Basın metnini Cumartesi İnsanlarından Tuba Zehra Sağlam okudu. “İktidarların kayıplarını ve kendilerini hukukun dışında tuttuğunu” dile getiren Sağlam gözaltında kayıplar karşısında adalet sağlamayan iktidarların 'evladıma ne oldu?' diyen annelere saldırdığını ifade etti.
Sağlam devamında Talat Türkoğlu'nun gözaltında kaybedilişine ve sonrasına ilişkin şunları söyledi:
“Sosyalist kimliğiyle bilinen 45 yaşındaki Talat Türkoğlu, İstanbul Avcılar'da yaşıyordu. Daha önce 4 kez gözaltına alınan Talat; yoğun işkence gördü ve yıllarca hapishanede kaldı. Son olarak 5 Ekim 1994 tarihinde tutuklanan Türkoğlu, davası devam ederken tahliye edildi. Tahliyeden kısa bir süre sonra 29 Mart 1996 tarihinde annesini ziyaret etmek için Edirne’ye gitti. İstanbul’dan Edirne’deki evin kapısına kadar sivil polisler tarafından takip edildiğini kardeşlerine söyledi. 1 Nisan 1996 tarihinde İstanbul’daki evine dönmek üzere yola çıktı ve kendisinden bir daha haber alınamadı.
Türkoğlu Ailesi, İnsan Hakları Derneği ve Uluslararası Af Örgütü, devletin ilgili tüm kurumlarına başvurularda bulundu. Soru önergeleriyle konu Meclis'e taşındı. Ancak tüm girişimler sonuçsuz kaldı. Resmi makamlar Talat Türkoğlu’nun gözaltına alınmadığını ve nerede olduğunun bilinmediğini söyledi.”
JİTEM'cinin itirafına rağmen soruşturma yürütülmedi
“1997 yılında JİTEM mensubu Kasım Açık’ın yaptığı itiraflar basına yansıdı. Talat Türkoğlu’nun eşkâl, kullandığı saat, giysi, ayakkabı, cüzdan bilgilerini ayrıntıları ile veren Kasım Açık; Onun Edirne yakınlarında bulunan Çadırkent’te polisler, askerler ve itirafçılardan oluşan bir ekip tarafından sorgulandığını açıkladı. Talat Türkoğlu'nun işkence ile öldürülen bedeninin Meriç Nehri’ne atıldığını söyledi. Olay yerinin krokisini çizdi. Olaya katılanların isimlerini verdi. Tüm bunları detaylı bir biçimde yazılı ve imzalı olarak beyan etti.

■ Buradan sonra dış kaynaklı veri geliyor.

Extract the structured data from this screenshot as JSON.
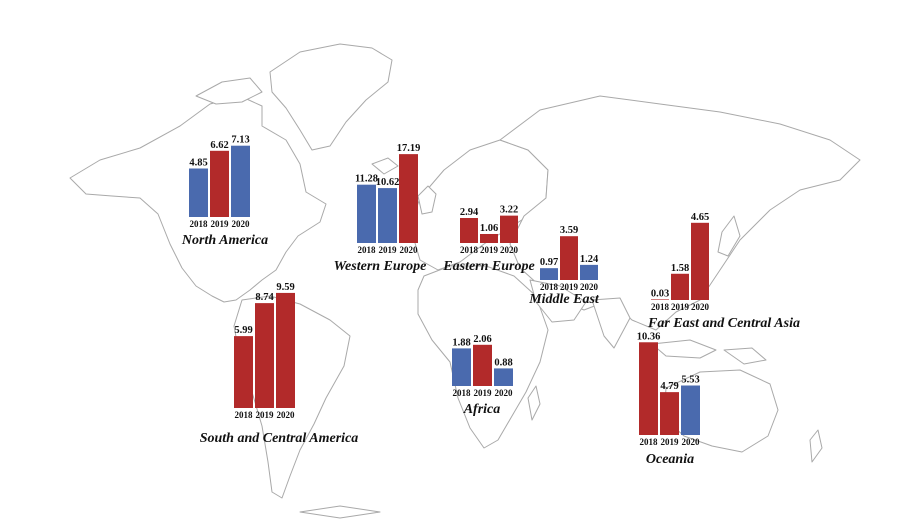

Bu beyanlar üzerine Türkoğlu Ailesi ek bir soruşturma yapılması için savcılığa başvurdu. Savcılık, etkin bir soruşturma yürütmeden kovuşturmaya yer olmadığı kararı verdi.”
AİHM Türkiye'yi mahkûm etti
Davanın AİHM’e taşındığını belirten sağlam “Türkiye, etkili bir soruşturma yapmadığı ve Talat Türkoğlu’nun yaşama hakkını korumaya yönelik yükümlülüğünü yerine getirmediği gerekçesiyle mahkûm oldu” dedi.

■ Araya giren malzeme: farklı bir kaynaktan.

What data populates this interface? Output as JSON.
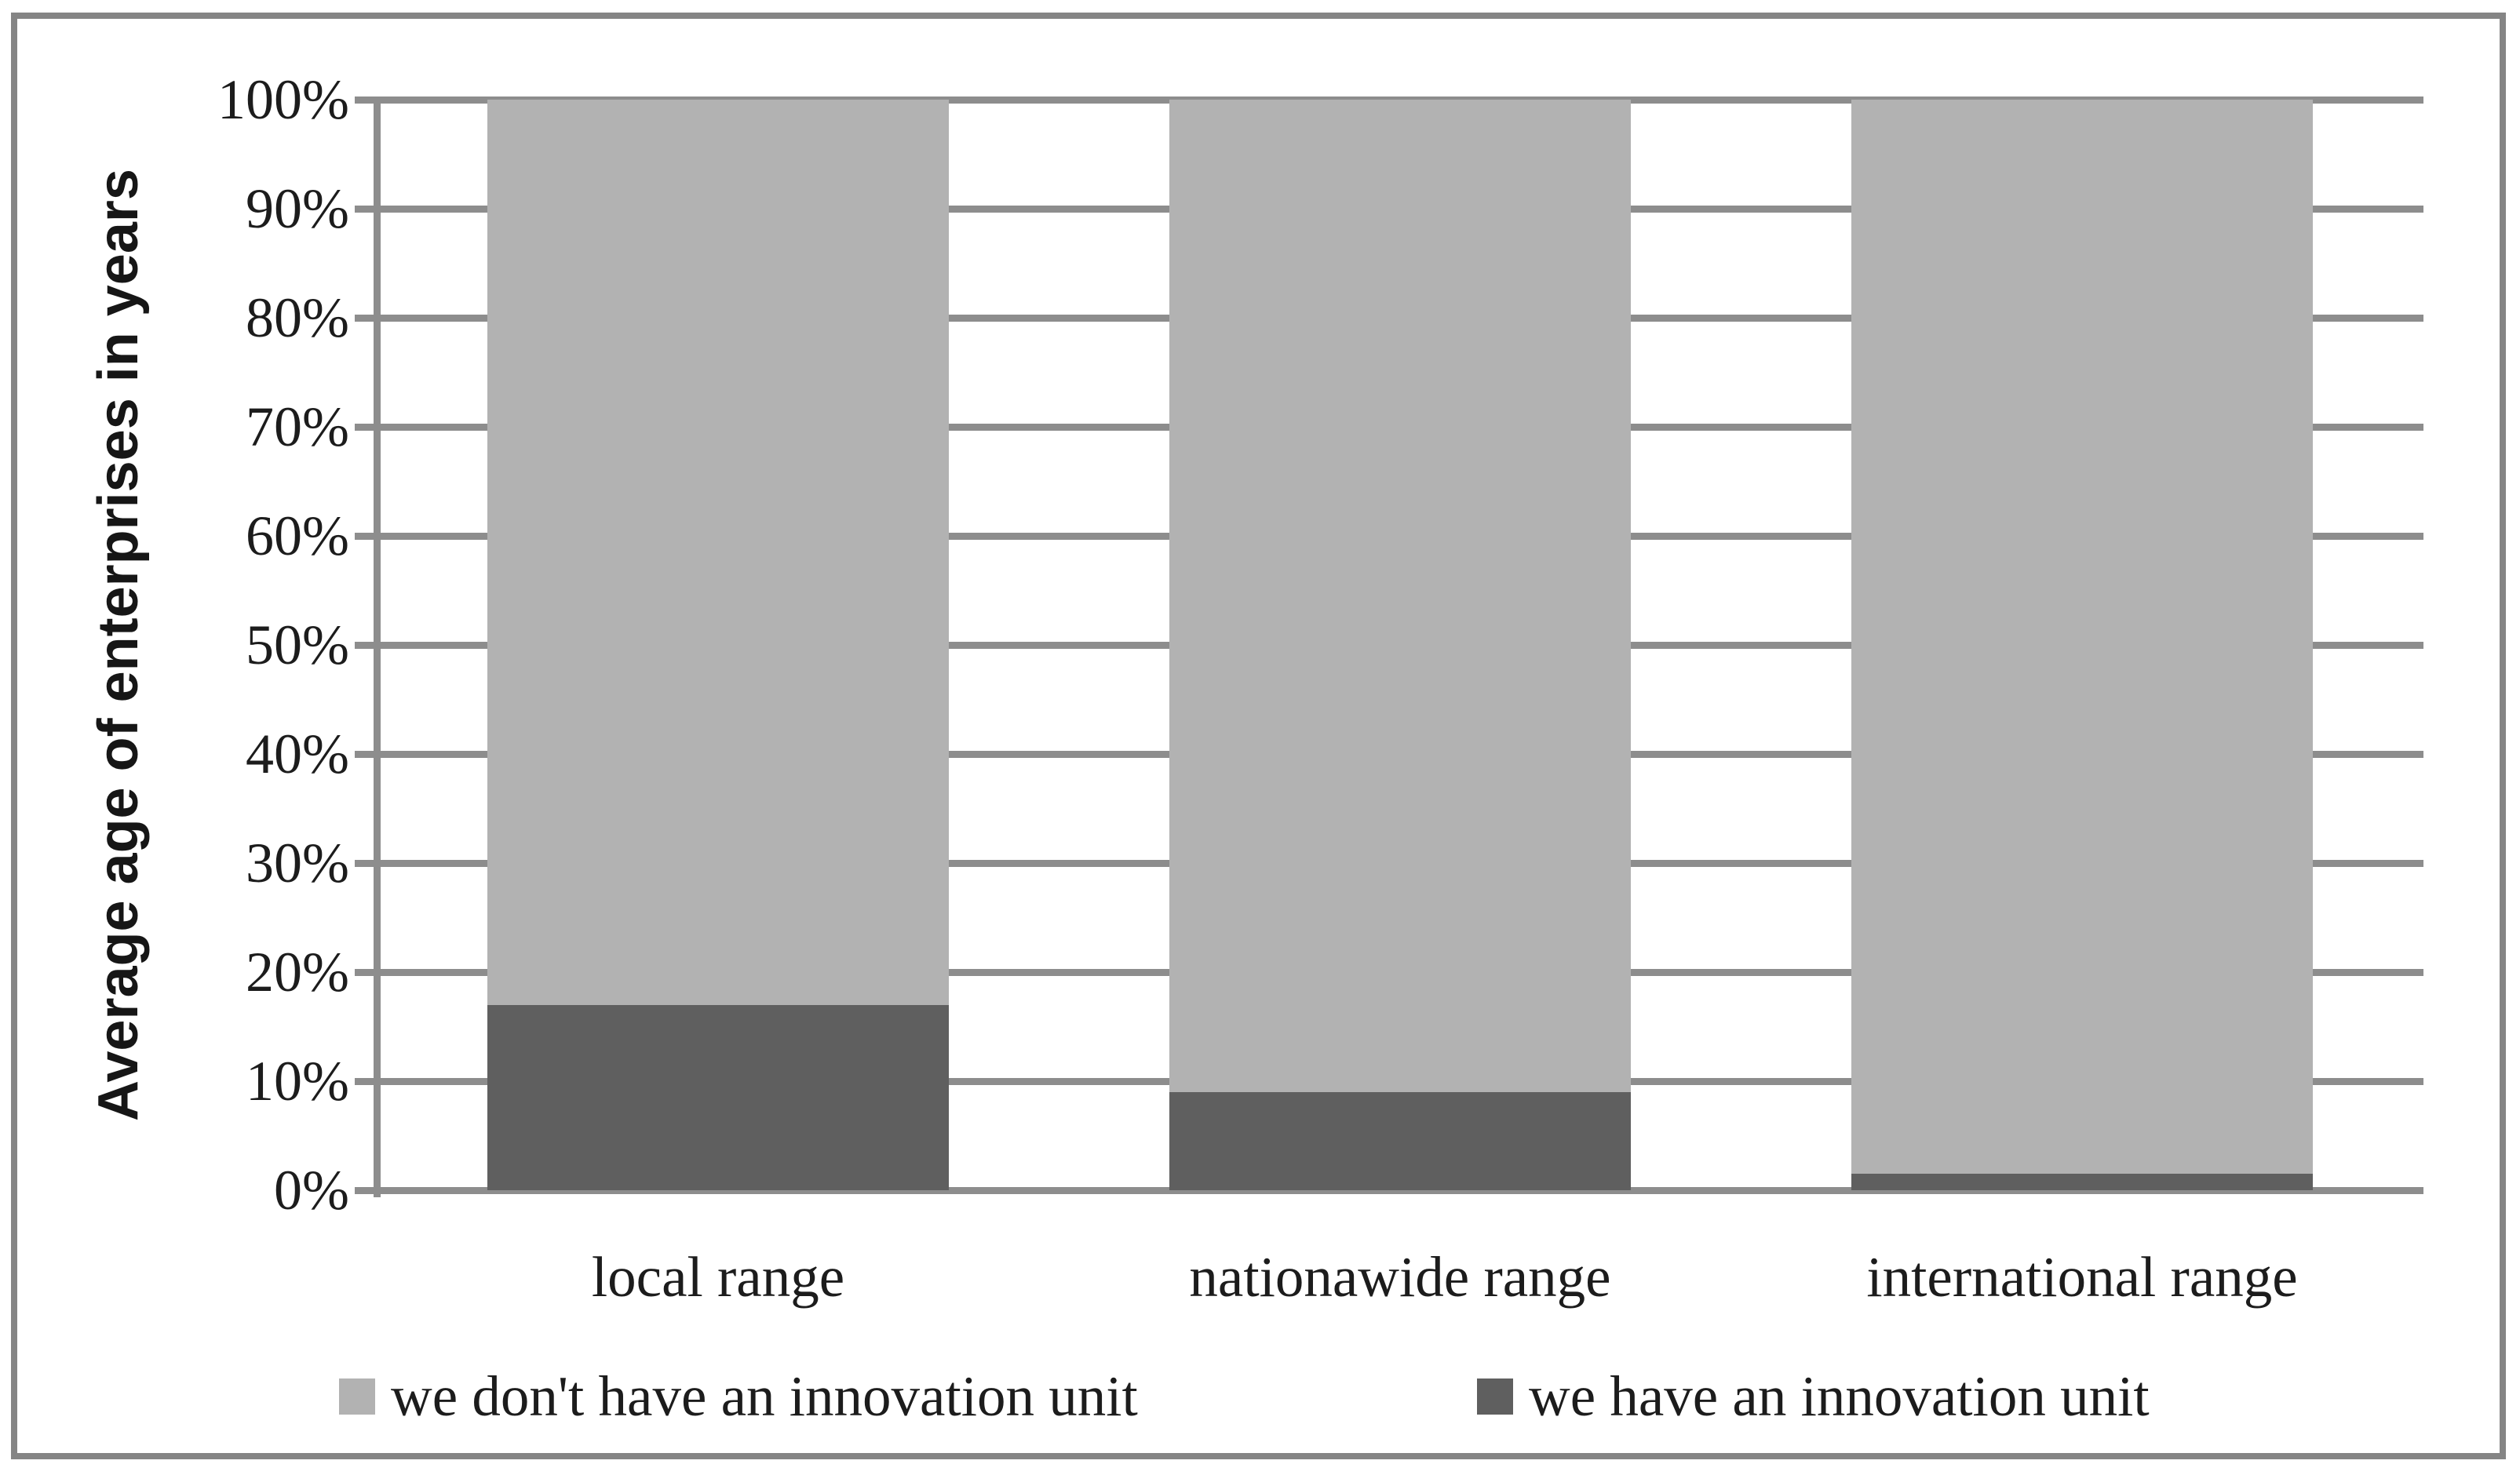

İHD avukatı Gülizar Tuncer'in Edirne Savcılığı’na dilekçe ile başvurarak AİHM’in verdiği mahkûmiyet kararı gereği, soruşturmanın derinleştirilerek sürdürülmesi talebinde bulunduğunu dile getiren Sağlam bu talebinde karşılanmadığını şöyle ifade etti:
“Edirne Savcılığı, evrensel hukuka aykırı bir biçimde zamanaşımı süresinin dolduğu gerekçesiyle, kovuşturmaya yer olmadığı kararını verdi. Bu karar üzerine yapılan itiraz başvurusu da reddedildi. Aile 18 Ağustos 2016 tarihinde Anayasa Mahkemesi’ne başvurdu.
Anayasa Mahkemesi de 2020 yılında başvurunun diğer kabul edilebilirlik koşulları yönünden incelenmeksizin süre aşımı nedeniyle kabul edilemez olduğuna karar verdi. İç hukuk yollarından sonuç alamayan aile tekrar AİHM’e başvurdu.”
Gözaltında kaybedilişinin 25. yılında Talat Türkoğlu için adalet istediklerini vurgulayan Sağlam“Kaç yıl geçerse geçsin Talat Türkoğlu ve tüm kayıplarımız için adalet istemekten, devletin hukuk normları içinde hareket etmek zorunda olduğunu hatırlatmaktan, 137 haftadır bize yasaklanan kayıplarımızla buluşma mekânımız Galatasaray’dan vazgeçmeyeceğiz” dedi.